One of the biggest challenges is something that might not immediately resonate with his core support but which matters to everyone who believes in the traditional Kiwi values of an inclusive society of opportunity for all.
Most of our social and economic problems are linked to New Zealand’s endemic low rates of pay. Low pay means that working families cannot afford decent housing and struggle with basic living costs.
The Children’s Commissioner, a practising paediatrician, reports that international colleagues are astonished to find poverty-related diseases such as tuberculosis and acute rheumatic fever rife in our communities.
Within the workplace, low pay results in a vicious circle of poor motivation, high labour turnover, under-investment in human capital and low productivity. It disincentivises work, or on the other hand leads to multiple jobs and long hours.
All of this leads to stress and ill health, and problems in the home as well as at work. Taxpayers pick up the bill for these externalised social costs, and subsidise employers by topping up low wages with in-work benefits.
Of course, many low-paid workers are young people sampling the labour market and accumulating work experience.
The retail sector, which is the largest private employer in the country, provides opportunities for people to combine part-time employment with studies or dependent care. Many commentators have argued that increasing minimum pay would simply lead to higher costs, which would then lead to higher prices and job losses. But how far is this true?
One of the biggest costs for retailers is dealing with the expense and disruption of labour churn. A related challenge is ensuring that frontline staff are committed to the business, since it is they who present the actual customer service.
When Henry Ford doubled the pay of his workers a century ago, economists had to come up with a new concept to explain why paying above the lowest possible “market” rate made sense. “Efficiency wages” refers to offsetting returns from labour stability, motivation and productivity.
Governments, too, first legislated for minimum wages on efficiency as well as equity grounds.
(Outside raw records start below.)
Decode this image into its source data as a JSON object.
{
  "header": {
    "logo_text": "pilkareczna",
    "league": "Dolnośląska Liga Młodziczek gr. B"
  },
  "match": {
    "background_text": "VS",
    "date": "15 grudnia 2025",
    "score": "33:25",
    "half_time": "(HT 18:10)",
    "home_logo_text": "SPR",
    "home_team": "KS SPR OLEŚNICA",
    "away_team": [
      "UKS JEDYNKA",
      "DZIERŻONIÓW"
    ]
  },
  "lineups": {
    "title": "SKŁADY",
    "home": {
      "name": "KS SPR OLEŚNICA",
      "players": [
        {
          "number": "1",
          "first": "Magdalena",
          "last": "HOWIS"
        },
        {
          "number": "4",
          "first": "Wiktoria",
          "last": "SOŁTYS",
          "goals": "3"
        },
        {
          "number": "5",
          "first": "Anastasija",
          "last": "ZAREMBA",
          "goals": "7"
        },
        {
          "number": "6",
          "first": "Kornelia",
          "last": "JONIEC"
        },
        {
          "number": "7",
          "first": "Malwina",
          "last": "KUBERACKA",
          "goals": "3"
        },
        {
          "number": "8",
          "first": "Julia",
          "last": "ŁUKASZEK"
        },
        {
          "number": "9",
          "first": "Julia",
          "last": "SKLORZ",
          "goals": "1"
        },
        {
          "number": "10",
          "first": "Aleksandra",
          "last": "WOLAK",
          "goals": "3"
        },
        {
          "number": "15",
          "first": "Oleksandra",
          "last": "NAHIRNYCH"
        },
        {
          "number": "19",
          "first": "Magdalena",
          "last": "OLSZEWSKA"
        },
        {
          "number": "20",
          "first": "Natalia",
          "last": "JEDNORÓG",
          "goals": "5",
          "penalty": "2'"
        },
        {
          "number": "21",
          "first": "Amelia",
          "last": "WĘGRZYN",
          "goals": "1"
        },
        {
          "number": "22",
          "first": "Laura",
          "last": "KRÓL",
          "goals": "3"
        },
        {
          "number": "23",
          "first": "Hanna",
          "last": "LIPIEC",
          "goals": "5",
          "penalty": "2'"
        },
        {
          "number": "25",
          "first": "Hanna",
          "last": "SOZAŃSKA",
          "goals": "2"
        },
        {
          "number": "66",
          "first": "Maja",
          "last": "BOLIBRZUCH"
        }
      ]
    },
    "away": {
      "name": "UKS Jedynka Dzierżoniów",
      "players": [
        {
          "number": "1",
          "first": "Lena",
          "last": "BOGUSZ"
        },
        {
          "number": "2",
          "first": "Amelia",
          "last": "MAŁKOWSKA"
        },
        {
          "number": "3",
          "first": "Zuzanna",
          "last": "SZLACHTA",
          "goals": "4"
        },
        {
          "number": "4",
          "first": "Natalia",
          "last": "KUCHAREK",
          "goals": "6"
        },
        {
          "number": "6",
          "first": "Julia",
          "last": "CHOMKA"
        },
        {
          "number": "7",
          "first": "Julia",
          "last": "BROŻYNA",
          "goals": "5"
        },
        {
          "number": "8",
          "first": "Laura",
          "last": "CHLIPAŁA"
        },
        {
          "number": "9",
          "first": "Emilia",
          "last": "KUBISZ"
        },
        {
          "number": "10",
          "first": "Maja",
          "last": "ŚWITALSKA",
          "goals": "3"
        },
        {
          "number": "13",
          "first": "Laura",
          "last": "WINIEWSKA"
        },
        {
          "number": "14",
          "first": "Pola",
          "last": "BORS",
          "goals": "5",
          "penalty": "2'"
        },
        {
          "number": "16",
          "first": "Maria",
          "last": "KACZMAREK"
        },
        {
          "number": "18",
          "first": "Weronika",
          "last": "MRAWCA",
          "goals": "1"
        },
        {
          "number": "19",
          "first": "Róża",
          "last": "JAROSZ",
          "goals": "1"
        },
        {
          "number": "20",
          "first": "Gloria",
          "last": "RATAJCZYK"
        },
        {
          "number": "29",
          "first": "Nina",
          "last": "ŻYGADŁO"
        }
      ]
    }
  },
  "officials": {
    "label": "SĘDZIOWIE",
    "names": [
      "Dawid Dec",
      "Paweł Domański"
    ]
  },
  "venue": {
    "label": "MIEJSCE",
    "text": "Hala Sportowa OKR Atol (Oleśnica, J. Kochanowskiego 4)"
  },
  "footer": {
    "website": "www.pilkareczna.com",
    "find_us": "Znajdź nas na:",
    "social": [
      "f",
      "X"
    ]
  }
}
Minimum rates mean that businesses have a level playing field and are encouraged to compete on product quality, innovation and investment in staff, rather than a race to the bottom by sweating labour.
Research at Massey University shows how small businesses, including retailers, have benefitted from moving to a living wage.
Even in extremely competitive and cost-driven sectors such as security, our case studies demonstrate the benefits of a skills and rewards strategy that recognises staff as effectively investors in the firm.
Big companies. too, such as the Warehouse Group, are introducing versions of the living wage to encourage and reward staff retention and development. Introducing a living wage is not easy, but a uniform approach by raising the minimum wage would eliminate first-mover disadvantage. Our emerging evidence shows that this could deliver wins to employers as well as their staff and society as a whole.